動画冒頭、宮脇氏は「強化される支持ループが一度回り始めると、もうこれは止められない」と指摘。視聴者からの「円安やインフレが加速して不安」「ドル収益の行方」などの相談に対し、「トランプ大統領が今仕掛けている新通貨戦争の三本柱を理解し、自身の資産ポートフォリオを考えていく必要がある」と呼び掛けた。

トランプ氏の戦略では、第一が依然として米ドルだが、発言と行動の乖離があると宮脇氏。「強いドルと言いながらも、アメリカ中央銀行には真逆のことを要求し、例えば金利を下げろとプレッシャーをかけている」とし、「これは国内向けには巧妙な支持集めだが、国際社会には不信感につながりドル離れの動機になる」と分析。実際、資金が金やスイスフラン、果ては仮想通貨に流れる動きも見られるという。

第二の柱はステーブルコイン。宮脇氏は「一見するとドルのライバルのようだが、米国債を担保にして世界中で流通させることで、むしろアメリカの資金調達能力を拡張する武器」と説明。最新の『GENIUS法案』によって「ステーブルコインの規制が明確化され、大手金融機関も参入しやすい環境が整い、暗号通貨の世界もアメリカ主導になる」と現状を解説した。これにより「国家予算の5倍、2028年には2兆ドル市場になる」との予想も紹介した。

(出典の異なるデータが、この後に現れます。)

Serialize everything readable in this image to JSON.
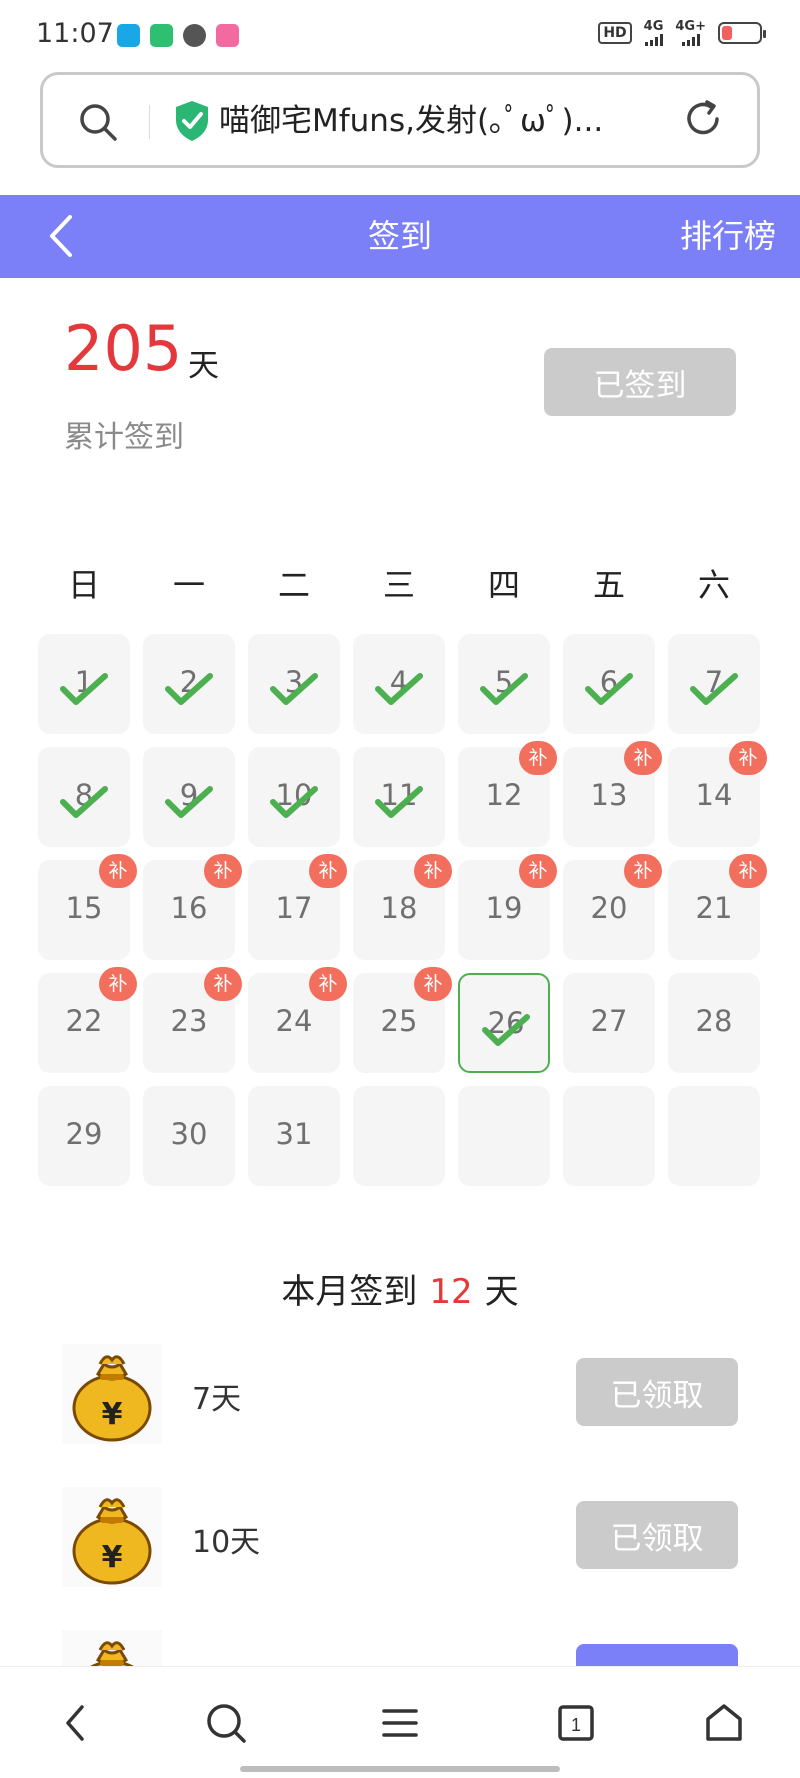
{
  "status_bar": {
    "time": "11:07",
    "app_icons": [
      "browser-app-icon",
      "video-app-icon",
      "fan-app-icon",
      "bilibili-app-icon"
    ],
    "hd": "HD",
    "sim1_net": "4G",
    "sim2_net": "4G+",
    "battery_color": "#f36060"
  },
  "browser": {
    "page_title": "喵御宅Mfuns,发射(｡ﾟωﾟ)..."
  },
  "header": {
    "title": "签到",
    "right_label": "排行榜",
    "color": "#7b7ff8"
  },
  "summary": {
    "total_days": "205",
    "unit": "天",
    "label": "累计签到",
    "button_label": "已签到"
  },
  "calendar": {
    "weekdays": [
      "日",
      "一",
      "二",
      "三",
      "四",
      "五",
      "六"
    ],
    "makeup_label": "补",
    "days": [
      {
        "day": "1",
        "status": "signed"
      },
      {
        "day": "2",
        "status": "signed"
      },
      {
        "day": "3",
        "status": "signed"
      },
      {
        "day": "4",
        "status": "signed"
      },
      {
        "day": "5",
        "status": "signed"
      },
      {
        "day": "6",
        "status": "signed"
      },
      {
        "day": "7",
        "status": "signed"
      },
      {
        "day": "8",
        "status": "signed"
      },
      {
        "day": "9",
        "status": "signed"
      },
      {
        "day": "10",
        "status": "signed"
      },
      {
        "day": "11",
        "status": "signed"
      },
      {
        "day": "12",
        "status": "makeup"
      },
      {
        "day": "13",
        "status": "makeup"
      },
      {
        "day": "14",
        "status": "makeup"
      },
      {
        "day": "15",
        "status": "makeup"
      },
      {
        "day": "16",
        "status": "makeup"
      },
      {
        "day": "17",
        "status": "makeup"
      },
      {
        "day": "18",
        "status": "makeup"
      },
      {
        "day": "19",
        "status": "makeup"
      },
      {
        "day": "20",
        "status": "makeup"
      },
      {
        "day": "21",
        "status": "makeup"
      },
      {
        "day": "22",
        "status": "makeup"
      },
      {
        "day": "23",
        "status": "makeup"
      },
      {
        "day": "24",
        "status": "makeup"
      },
      {
        "day": "25",
        "status": "makeup"
      },
      {
        "day": "26",
        "status": "today-signed"
      },
      {
        "day": "27",
        "status": "future"
      },
      {
        "day": "28",
        "status": "future"
      },
      {
        "day": "29",
        "status": "future"
      },
      {
        "day": "30",
        "status": "future"
      },
      {
        "day": "31",
        "status": "future"
      },
      {
        "day": "",
        "status": "empty"
      },
      {
        "day": "",
        "status": "empty"
      },
      {
        "day": "",
        "status": "empty"
      },
      {
        "day": "",
        "status": "empty"
      }
    ],
    "check_color": "#4caf50",
    "badge_color": "#f26f5d"
  },
  "month": {
    "prefix": "本月签到",
    "count": "12",
    "suffix": "天"
  },
  "rewards": [
    {
      "label": "7天",
      "button": "已领取",
      "state": "claimed",
      "icon": "money-bag-icon"
    },
    {
      "label": "10天",
      "button": "已领取",
      "state": "claimed",
      "icon": "money-bag-icon"
    },
    {
      "label": "",
      "button": "",
      "state": "active",
      "icon": "money-bag-icon"
    }
  ],
  "bottom_nav": [
    "back-icon",
    "search-icon",
    "menu-icon",
    "tabs-icon",
    "home-icon"
  ],
  "tab_count": "1"
}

そして第三がビットコイン。トランプ氏はかつて否定的だったが、「票と巨額マネーを得るために暗号通貨フレンドリーに“豹変”」と、宮脇氏はその変化を語る。さらに「アメリカ政府による戦略的ビットコイン準備金の創設」や「ビットボンドという国債の利払いをBTCで行う構想」など斬新な動きを解説。「暗号通貨事業によってトランプ一族の純資産は29億ドル増加、その40%が暗号通貨で運用されている」とし、「まさに最強のインサイダー『応援が投資になり、投資が応援になる』構造が支配する」と強調した。

動画の終盤に、宮脇氏は「健全な暗号通貨市場を作る上では、トランプ氏や一族には深く関与してほしくはない」「こういったミームコインが登場すると市場が荒れてしまう」と警鐘も鳴らして、動画を締めくくった。